The Intersection of Machine Learning and Data Science
With machine learning fully contained within the field of data science, it is worthwhile to consider its role in the bigger picture. Because data science is multidisciplinary, it draws upon many tools that are outside of the machine learning scope. While pattern recognition and other data mining algorithms are common tasks that are undertaken by a data scientist, they also engage in other work that includes the use of visualization and applied statistics.
A data scientist will make use of tools for collecting, cleaning, transforming, and storing data. Regardless of the process or tools used, these steps are performed ahead of the analytics. Once the data has been fully pre-processed and is ready for analysis, the machine learning algorithms can be called upon to build predictive models for regression or classification tasks.

When the machine learning phase is complete, the job of the data scientist continues. Predictive models will be compared and analyzed, and the results reported. Furthermore, the models themselves may be part of the next stage in the exploratory or analytical process. All of this remains within the scope of data science.

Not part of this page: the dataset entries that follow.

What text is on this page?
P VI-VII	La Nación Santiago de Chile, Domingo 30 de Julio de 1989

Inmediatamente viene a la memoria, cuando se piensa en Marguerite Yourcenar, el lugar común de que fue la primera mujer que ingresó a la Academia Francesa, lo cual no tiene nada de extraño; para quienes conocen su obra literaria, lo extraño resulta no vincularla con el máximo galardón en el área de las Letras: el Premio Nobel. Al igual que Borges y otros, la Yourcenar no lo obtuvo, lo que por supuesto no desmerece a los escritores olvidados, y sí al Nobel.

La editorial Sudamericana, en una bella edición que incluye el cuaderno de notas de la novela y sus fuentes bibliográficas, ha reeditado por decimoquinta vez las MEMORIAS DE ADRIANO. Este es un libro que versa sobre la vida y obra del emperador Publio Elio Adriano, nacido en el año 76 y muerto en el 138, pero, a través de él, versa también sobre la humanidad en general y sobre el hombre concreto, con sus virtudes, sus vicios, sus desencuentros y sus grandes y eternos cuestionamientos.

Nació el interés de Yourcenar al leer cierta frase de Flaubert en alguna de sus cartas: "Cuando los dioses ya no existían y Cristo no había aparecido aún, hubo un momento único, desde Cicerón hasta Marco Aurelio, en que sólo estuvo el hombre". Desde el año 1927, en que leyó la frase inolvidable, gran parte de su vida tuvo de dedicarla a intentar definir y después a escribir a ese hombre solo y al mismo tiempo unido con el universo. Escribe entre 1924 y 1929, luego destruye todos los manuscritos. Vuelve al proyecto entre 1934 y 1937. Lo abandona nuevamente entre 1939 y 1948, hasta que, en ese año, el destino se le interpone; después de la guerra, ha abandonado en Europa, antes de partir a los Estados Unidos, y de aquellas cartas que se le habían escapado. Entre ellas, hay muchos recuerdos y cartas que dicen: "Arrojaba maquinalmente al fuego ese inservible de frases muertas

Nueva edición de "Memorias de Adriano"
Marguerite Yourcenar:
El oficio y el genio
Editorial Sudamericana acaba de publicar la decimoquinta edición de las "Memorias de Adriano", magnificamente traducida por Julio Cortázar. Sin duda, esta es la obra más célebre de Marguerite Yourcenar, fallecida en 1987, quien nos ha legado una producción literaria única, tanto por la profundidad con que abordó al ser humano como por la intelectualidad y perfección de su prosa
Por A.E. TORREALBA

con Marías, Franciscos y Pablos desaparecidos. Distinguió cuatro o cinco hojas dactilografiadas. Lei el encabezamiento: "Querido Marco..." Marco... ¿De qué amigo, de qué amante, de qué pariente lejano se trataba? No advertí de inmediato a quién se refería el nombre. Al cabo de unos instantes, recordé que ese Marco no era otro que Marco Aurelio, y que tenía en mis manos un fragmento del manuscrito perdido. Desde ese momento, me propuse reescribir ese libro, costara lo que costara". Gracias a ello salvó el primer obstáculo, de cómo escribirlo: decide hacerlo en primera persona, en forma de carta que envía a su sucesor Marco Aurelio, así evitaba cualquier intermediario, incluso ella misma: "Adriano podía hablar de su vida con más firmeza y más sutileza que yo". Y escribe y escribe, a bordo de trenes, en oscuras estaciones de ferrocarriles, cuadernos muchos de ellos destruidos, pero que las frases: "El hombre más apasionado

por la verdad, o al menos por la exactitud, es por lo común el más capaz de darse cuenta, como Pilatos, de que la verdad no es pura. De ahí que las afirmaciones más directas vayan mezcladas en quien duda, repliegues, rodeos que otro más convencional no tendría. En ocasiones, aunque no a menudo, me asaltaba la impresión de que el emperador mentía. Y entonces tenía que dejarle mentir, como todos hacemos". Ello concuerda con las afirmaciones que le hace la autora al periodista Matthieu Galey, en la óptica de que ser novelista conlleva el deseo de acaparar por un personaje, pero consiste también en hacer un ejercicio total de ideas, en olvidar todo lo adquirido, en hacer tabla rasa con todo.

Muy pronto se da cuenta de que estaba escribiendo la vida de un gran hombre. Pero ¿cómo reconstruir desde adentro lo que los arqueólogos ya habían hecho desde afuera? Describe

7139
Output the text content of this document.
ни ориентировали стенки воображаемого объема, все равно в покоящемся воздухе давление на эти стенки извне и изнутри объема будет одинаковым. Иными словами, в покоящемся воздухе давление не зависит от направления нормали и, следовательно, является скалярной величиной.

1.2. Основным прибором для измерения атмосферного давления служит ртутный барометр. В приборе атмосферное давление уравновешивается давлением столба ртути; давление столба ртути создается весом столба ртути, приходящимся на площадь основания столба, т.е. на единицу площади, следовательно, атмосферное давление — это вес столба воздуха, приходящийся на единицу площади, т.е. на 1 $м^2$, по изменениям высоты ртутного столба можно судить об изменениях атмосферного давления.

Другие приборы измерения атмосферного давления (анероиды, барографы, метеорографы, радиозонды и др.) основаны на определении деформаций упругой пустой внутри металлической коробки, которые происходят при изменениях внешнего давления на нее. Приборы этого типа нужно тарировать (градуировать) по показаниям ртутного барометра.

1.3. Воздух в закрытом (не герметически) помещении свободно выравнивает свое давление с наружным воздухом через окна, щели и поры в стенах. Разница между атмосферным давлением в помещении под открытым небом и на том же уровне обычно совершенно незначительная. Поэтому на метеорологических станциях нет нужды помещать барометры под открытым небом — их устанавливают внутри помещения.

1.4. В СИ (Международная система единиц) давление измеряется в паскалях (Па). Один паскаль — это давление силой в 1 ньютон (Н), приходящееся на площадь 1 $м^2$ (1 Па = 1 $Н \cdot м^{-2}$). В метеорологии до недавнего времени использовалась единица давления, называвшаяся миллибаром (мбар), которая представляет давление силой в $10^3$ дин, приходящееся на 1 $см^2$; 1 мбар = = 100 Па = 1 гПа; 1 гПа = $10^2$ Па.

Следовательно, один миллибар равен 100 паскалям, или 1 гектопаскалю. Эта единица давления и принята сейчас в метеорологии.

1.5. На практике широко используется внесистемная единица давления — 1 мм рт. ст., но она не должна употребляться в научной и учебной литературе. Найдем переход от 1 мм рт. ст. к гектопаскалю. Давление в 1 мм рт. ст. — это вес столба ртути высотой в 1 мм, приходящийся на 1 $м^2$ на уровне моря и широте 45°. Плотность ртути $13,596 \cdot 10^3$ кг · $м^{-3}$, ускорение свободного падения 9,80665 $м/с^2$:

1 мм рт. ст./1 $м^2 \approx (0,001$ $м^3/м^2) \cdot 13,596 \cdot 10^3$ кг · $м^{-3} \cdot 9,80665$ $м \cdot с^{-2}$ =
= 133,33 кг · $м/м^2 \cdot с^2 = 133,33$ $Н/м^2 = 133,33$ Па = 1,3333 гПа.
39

Where Deep Learning Meets Machine Learning
Noted earlier is that deep learning is a subset of machine learning. In fact, the terms are sometimes used interchangeably, and this is because they function similarly. The difference from a practical standpoint lies in their capability, which affects their overall contribution to the model.
A traditional machine learning algorithm requires input from the user to help guide the process. For example, heuristics can be programmed to assign a score related to how good a potential solution is. If the model performs inadequately then it is generally up to the user to adjust the relevant parameters and try again. In a deep learning system, this adjustment is not required. The algorithms are capable of scoring the results on their own and make adjustments accordingly.
Google’s AlphaGo project involves a deep learning system that was tasked with learning the board game, Go. It has garnered international attention after successfully competing against world-ranked players. To the surprise of many, AlphaGo made use of new and inventive moves that have transformed the way the game is being played. The system is credited by some as bringing many new elements to the game, and inspiring players of all levels to vary their personal play style.

In a nutshell, data science represents the entire process of finding meaning in data. Machine learning algorithms are often used to assist in this search because they are capable of learning from data. Deep learning is a sub-field of machine learning but has improved capabilities. Many experts agree that deep learning has the potential to become the backbone of true artificial intelligence or strong AI.